Tam iki hafta boyunca hiç olmadığı kadar özlem doluydu. Bir an önce bu işten alnının akıyla çıkıp karısına ve ailesine kavuşup huzur içinde yaşamak istiyordu. Ne zaman gücü tükenmiş olsa
" dayanmak zorundayım, karım için doğacak çocuklarımız için, annem ve ablamlar için..." diyordu.

Cevriye hanım ve kızları da Tunç'un nereye gittiğini fark etmişlerdi. Onlarda korku içinde bekliyorlardı. Bu işten bir an önce kurtulmak ve memleketlerine kavuşmak istiyorlardı. " Zorlu günler bittikten sonra güzel günler göreceğiz güneşli günler..." diyerek birbirlerini teselli ediyorlardı.

Tunç on beş gündür hiç aramamıştı ailesini tedbir amacıyla. Böyle beklemek hepsi için çok zordu. Şifa yine gözyaşları içinde tüm yaşananlar için bir neden bulmaya çalışıyordu. Ama bulamıyordu.
Yüreği ağzında sürekli olarak Türk kanallarında ki haber bültenlerini takip ediyordu. Bu sürede ilginç bir şekilde Rose'de sürekli olarak olarak Şifa'nın yakınlarında bulunup daima göz hapsine alıyordu. Şifa kendi acısından dolayı o kadar dalgındı ki, bu duruma kızsa bile susuyordu. Adeta Şifa'nın her halinin tahlilini yapıyor gibiydi.
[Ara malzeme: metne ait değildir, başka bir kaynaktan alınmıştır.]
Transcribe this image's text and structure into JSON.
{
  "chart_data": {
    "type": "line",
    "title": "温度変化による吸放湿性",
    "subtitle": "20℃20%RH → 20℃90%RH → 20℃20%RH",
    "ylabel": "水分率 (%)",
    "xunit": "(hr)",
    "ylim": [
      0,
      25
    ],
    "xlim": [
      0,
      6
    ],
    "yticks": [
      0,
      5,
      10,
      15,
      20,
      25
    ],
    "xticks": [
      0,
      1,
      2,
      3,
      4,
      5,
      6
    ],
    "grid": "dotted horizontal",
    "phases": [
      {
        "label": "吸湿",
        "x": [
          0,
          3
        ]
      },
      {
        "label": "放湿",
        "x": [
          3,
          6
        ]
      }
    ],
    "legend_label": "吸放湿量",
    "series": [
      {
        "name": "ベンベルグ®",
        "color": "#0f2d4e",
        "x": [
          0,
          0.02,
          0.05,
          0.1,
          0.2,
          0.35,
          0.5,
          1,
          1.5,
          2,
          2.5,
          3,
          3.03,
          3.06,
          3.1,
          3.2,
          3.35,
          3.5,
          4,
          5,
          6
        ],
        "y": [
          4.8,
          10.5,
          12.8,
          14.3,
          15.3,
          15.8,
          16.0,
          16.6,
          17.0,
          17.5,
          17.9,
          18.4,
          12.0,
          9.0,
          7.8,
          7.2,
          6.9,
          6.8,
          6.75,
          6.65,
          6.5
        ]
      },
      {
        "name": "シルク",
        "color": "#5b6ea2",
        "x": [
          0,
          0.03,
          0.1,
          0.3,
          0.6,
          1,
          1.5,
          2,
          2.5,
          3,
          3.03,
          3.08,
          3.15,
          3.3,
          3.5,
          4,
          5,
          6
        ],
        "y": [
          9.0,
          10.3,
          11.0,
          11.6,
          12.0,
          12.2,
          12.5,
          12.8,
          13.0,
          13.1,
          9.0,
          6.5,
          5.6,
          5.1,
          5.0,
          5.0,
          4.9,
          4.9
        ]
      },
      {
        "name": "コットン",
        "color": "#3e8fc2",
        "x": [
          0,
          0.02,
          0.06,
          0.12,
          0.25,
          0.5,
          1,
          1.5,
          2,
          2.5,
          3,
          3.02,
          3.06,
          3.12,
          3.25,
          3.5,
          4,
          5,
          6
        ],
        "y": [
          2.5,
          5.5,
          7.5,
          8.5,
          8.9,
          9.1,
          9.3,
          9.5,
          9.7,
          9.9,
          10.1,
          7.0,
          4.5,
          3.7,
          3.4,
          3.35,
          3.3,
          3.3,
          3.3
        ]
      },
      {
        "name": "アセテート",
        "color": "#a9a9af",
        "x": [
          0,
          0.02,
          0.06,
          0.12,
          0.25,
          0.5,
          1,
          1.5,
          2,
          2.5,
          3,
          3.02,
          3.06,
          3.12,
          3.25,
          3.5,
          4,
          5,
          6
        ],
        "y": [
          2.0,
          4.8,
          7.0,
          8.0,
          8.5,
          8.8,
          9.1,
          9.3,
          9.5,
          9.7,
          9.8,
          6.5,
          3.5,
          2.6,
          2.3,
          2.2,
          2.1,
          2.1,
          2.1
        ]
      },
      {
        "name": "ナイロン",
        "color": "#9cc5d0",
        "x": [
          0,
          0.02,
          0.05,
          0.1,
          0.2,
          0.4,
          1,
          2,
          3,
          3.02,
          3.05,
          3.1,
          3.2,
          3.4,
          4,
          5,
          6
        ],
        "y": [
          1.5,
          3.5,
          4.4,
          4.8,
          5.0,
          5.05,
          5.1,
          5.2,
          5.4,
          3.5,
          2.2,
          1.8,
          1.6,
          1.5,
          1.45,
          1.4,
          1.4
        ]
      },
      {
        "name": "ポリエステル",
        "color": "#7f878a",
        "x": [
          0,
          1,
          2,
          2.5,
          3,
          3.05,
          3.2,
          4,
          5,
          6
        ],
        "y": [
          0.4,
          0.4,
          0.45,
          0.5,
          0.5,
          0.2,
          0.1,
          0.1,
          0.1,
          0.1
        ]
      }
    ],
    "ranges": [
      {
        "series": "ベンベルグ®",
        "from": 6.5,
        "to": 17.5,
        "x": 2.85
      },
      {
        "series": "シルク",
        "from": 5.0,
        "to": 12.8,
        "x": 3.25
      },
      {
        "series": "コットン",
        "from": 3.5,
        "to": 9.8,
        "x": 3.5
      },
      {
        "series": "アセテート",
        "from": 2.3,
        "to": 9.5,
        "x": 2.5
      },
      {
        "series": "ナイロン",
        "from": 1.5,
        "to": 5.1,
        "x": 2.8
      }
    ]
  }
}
Joe'de, Tunç'un yokluğunda ailesi ile çok güzel ilgileniyordu. Oda daima gözlemliyordu bu aileyi ve özellikle Şifa'yı. Şifa'nın hanım hanımcık tavrıyla ve usturuplu haliyle, bir o kadar saygılı ama bir o kadar da araya koyduğu sınırlarla gerektiği ölçüde kendi ile irtibata geçmesi, otelde ki erkek müşterilere ve çalışanlarla da aynı şekilde olduğunu gördükçe dostu Tunç'un ne kadar şanslı olduğunu düşünüyordu. Joe'ye göre böyle kadınlar yobaz ve cahil bir o kadar da medeniyetten uzak olurlardı. Ama gördüğü kadarıyla Şifa tam tersiydi. Bilgili, görgülü, eğitimli, ahlaklı, zeki, dininin emirlerini de en güzel şekilde yerine getiriyordu. Hepsinden önemlisi de kocasına çok sadıktı. Ona göre bir kadınla ve erkekle ömür geçmezdi. Tunç hep bunun çok yanlış olduğunu defalarca anlatmıştı. " Şimdi Tunç'un ne demek isteğini anlıyorum... Şifa gibi karısı olunca adam elbette tüm ömrünü geçirmek ister..." diyordu.

*****

Şifa günler geçerken yine yatağına yattı. Kocası gideli üç hafta olmuştu. Miami'ye de geleli bir ay olmuştu. Yavrusunu kaybedeli de iki buçuk ayı geçmişti.
Hüzünlü bir şekilde yatsı namazını kılıp duasını edip yatağına yattı. Buz gibi yatak yine canını yaktığında sınırlı sayıda kocasının yattığı koynunda ki sıcaklığı ve güveni hissederek uykuya teslim etti kendini.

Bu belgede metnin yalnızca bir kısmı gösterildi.